Under Genome Center supervision, UC Davis team wins the grand prize in the 2014 iGEM competition

Photo by Justin Siegel Photo by Justin Siegel

The annual iGEM (International Genetically Engineered Machine) competition in synthetic biology has been won by a team of students from UC Davis! The iGEM competition sees teams of undergraduates from around the world use a kit of biological parts to build devices capable of helping with real world problems. This years competition attracted almost 250 teams from North America, South America, Europe, and Asia. The winning team from UC Davis built a sensor that can probe the properties of olive oil in order to detect whether oil has spoilt thus providing both consumers and retailers with a means of ensuring product quality.
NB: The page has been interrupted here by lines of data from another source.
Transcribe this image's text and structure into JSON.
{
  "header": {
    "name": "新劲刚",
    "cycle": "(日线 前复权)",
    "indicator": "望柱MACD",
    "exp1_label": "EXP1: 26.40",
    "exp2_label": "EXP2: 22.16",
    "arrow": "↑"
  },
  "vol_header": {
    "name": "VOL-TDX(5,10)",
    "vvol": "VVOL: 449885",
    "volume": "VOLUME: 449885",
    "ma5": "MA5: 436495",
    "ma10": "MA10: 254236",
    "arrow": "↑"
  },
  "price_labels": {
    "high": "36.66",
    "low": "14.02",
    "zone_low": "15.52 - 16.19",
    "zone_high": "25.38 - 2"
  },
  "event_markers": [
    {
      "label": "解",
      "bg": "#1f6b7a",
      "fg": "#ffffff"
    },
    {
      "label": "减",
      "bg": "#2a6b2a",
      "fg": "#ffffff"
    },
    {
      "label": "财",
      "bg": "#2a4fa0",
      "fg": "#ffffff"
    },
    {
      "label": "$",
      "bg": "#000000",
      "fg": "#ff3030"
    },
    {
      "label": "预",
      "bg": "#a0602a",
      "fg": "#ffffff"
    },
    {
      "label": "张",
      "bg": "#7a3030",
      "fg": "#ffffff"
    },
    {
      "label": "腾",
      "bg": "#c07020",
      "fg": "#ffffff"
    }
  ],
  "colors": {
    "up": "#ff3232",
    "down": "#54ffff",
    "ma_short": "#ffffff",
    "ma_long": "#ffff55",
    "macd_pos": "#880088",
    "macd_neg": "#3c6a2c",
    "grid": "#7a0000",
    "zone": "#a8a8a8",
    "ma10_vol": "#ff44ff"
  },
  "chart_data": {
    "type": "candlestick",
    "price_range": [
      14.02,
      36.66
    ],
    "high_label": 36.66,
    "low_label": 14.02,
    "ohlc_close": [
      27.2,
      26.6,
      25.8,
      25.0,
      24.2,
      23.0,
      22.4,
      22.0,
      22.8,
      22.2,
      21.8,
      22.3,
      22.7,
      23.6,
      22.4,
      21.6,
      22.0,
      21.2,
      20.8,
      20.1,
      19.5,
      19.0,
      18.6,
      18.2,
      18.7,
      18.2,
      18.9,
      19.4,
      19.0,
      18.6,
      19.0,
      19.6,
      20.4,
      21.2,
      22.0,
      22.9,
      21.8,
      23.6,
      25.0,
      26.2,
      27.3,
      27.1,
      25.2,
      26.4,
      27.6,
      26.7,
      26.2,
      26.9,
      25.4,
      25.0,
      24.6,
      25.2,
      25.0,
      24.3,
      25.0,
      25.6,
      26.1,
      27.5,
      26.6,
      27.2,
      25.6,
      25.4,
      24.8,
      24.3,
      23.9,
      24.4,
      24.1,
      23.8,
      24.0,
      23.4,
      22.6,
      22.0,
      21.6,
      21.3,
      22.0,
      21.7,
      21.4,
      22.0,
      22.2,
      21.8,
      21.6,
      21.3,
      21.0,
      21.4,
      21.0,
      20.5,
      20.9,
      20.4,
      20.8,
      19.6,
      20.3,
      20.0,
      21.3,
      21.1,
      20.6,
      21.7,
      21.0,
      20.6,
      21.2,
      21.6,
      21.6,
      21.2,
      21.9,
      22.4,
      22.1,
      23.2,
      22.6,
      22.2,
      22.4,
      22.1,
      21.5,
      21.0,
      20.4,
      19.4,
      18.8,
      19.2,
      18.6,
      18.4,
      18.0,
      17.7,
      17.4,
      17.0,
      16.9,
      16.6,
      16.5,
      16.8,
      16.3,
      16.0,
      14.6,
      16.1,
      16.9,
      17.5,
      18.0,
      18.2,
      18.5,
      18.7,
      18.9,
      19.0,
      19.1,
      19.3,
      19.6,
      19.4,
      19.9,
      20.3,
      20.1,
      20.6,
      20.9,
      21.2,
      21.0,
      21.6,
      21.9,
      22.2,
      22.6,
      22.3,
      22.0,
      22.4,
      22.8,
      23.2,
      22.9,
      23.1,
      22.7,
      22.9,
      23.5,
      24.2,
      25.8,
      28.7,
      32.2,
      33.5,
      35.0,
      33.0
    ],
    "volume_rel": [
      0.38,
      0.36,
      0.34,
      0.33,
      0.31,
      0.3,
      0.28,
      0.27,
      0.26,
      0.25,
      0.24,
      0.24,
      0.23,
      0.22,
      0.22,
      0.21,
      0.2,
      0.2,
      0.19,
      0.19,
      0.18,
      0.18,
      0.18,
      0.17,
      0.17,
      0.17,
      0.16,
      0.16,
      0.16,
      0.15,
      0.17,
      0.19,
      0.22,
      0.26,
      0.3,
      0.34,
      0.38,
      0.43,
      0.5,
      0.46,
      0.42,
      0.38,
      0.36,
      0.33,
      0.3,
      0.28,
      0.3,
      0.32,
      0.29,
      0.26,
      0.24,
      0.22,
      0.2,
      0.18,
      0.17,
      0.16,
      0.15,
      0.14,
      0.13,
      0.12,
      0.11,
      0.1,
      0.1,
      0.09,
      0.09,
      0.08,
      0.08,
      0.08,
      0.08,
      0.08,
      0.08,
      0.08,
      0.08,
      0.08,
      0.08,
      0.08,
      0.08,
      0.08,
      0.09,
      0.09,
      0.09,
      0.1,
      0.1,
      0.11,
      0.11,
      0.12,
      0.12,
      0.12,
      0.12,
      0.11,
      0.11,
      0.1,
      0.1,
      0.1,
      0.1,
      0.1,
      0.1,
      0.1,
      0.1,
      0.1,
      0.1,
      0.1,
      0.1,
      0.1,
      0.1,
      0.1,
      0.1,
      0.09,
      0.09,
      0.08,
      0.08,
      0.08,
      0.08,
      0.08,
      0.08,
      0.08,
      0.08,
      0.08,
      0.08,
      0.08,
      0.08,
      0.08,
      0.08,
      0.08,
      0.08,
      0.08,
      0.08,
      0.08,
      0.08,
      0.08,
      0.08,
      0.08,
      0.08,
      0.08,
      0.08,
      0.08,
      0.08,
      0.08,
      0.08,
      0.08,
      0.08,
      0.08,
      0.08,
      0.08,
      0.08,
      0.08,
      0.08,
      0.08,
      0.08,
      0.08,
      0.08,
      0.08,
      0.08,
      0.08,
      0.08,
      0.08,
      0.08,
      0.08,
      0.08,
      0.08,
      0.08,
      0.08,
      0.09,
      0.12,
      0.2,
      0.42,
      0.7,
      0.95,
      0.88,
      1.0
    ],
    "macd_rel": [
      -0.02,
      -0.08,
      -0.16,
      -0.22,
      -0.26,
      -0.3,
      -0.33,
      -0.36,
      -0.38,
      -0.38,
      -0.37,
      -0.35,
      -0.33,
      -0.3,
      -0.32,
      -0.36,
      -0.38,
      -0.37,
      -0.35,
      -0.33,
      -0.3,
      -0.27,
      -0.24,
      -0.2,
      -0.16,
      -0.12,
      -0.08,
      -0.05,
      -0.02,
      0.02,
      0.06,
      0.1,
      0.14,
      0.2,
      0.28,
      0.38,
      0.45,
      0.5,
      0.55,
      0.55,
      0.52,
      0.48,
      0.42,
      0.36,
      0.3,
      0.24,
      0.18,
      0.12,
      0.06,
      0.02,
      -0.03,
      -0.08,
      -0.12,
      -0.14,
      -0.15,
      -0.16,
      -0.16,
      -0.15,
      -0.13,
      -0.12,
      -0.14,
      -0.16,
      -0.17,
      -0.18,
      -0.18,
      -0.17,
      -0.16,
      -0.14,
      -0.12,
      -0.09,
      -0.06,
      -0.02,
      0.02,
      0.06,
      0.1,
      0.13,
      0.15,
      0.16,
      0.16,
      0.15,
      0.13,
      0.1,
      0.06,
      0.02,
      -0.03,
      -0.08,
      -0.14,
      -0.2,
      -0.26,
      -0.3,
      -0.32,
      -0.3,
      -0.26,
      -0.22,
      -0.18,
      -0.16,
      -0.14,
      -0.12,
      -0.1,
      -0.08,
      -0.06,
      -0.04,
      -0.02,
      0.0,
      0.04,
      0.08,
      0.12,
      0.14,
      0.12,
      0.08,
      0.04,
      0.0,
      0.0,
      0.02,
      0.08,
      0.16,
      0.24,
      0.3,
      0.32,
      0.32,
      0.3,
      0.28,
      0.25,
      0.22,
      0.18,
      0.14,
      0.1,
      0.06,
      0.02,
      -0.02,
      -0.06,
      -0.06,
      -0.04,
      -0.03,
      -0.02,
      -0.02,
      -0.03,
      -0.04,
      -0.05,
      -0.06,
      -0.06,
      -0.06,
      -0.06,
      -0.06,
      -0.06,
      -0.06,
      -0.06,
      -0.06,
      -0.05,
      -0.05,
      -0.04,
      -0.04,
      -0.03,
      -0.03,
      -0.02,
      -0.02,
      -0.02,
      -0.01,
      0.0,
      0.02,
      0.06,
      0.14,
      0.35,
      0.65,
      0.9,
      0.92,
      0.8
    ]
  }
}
This is the first machine that is capable of easily assessing the quality of olive oil, an important crop in California (over 3.5 million gallons of Californian Extra Virgin Olive Oil will be produced this year).
And the Grand Prize Winner of the Overgraduate division is @UCDavisiGEM!! Congratulations!!! #GiantJamboree pic.twitter.com/Ux1AJIF0AD — iGEM Headquarters (@iGEM) November 3, 2014

The UC Davis team worked in the Genome Center over the summer under supervision of three Genome Center Faculty (Marc Facciotti, Ilias Tagkopoulos, and Justin Siegel) in collaboration with Selina Wang, Research Director of the UC Davis Olive Center.